Microbiota e preferências alimentares:


qual a relação?

Microbiota and food preferences: what is the relation?

Resumo
O trato gastrointestinal humano é composto por abundantes e diversas comunidades microbianas, sendo o cólon o principal habitat
para elas, com cerca de 1013 a 1014 microrganismos que exercem uma relação mutualista com o hospedeiro, influenciando no fenótipo
imunológico e metabólico e, assim, impactando na saúde do ser humano. Dessa relação mutualista, o eixo microbiota-intestino-cérebro
exerce um papel importante na função do sistema nervoso, interligando o intestino com o centro da fome/saciedade, podendo influenciar
no comportamento alimentar e afetar a qualidade e quantidade do que é consumido. Essa comunicação entre cérebro e intestino pode
ocorrer através de quatro vias principais interligadas entre si: imune, neuronal, endócrina e metabólica, onde a via imune ocorre por
meio das citocinas produzidas pelas células imunológicas, a comunicação neuronal dá-se por meio do sistema nervoso entérico e
nervo vago, a ligação endócrina faz-se por intermédio do eixo hipotálamo-hipófise-adrenal e na via metabólica tem-se a participação
dos metabólitos produzidos pela microbiota intestinal, como o butirato. Portanto a microbiota intestinal tem um papel chave nessas
comunicações, podendo influenciar no apetite e preferências alimentares, destacando-se, assim a importância da homeostase microbiana
e saúde intestinal no comportamento alimentar.

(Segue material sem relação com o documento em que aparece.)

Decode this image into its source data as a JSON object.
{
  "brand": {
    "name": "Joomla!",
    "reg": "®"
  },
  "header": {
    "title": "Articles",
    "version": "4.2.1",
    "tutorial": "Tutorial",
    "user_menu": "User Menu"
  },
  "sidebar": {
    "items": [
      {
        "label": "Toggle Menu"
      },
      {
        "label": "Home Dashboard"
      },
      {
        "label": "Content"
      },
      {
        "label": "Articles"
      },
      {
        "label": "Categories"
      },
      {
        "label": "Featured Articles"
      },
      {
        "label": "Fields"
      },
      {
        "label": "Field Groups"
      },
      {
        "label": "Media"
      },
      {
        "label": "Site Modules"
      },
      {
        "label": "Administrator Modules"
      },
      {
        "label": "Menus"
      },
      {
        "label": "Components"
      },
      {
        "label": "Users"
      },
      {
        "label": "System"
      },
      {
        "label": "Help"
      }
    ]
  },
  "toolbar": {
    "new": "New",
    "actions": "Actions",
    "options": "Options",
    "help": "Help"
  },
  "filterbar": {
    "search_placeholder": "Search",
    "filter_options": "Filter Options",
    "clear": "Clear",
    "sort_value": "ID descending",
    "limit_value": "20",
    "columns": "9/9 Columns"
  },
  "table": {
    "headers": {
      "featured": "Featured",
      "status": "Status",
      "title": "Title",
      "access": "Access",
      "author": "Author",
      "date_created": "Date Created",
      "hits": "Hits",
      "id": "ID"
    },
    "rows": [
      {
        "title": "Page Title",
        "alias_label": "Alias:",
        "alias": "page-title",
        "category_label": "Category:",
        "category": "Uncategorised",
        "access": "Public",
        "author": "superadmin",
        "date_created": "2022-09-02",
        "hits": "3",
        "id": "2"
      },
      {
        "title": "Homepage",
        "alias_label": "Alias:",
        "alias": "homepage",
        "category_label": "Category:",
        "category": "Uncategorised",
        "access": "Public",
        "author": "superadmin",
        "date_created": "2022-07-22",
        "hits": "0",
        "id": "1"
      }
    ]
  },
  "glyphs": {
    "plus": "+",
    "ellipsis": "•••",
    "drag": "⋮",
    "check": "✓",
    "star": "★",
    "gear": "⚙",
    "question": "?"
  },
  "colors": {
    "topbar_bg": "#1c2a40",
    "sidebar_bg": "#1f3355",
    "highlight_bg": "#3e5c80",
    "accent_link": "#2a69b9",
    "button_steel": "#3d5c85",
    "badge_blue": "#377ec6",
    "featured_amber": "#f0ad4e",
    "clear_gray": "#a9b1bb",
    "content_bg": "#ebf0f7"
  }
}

Palavras-chave: Microbiota; comportamento alimentar; nervo vago; leaky gut.

Abstract
The human gastrointestinal tract is composed of abundant and diverse microbial communities, the colon being the main habitat for them,
with about 1013 to 1014 microorganisms that exercise a mutualistic relationship with the host influencing the immune and metabolic
phenotype and thus impacting human health. From this mutualistic relationship, the microbiota-gut-brain axis plays an important role
in the function of the nervous system, connecting the intestine with the center of hunger/satiety, which can influence eating behavior
and affect the quality and quantity of what is consumed. This communication between the brain and the intestine can occur through
four main routes interconnected: immune, neuronal, endocrine and metabolic, where the immune pathway occurs through the cytokines
produced by immune cells, the neuronal communication occurs through the enteric nervous system and the vagus nerve, the endocrine
connection is made through the hypothalamic-pituitary-adrenal axis and in the metabolic path there is the participation of metabolites
produced by the intestinal microbiota, such as butyrate. Therefore, the intestinal microbiota has a key role in these communications,
which can influence appetite and food preferences, thus highlighting the importance of microbial homeostasis and intestinal health in
eating behavior.

Keywords :Microbiota; eating behavior; vagus nerve; leaky gut.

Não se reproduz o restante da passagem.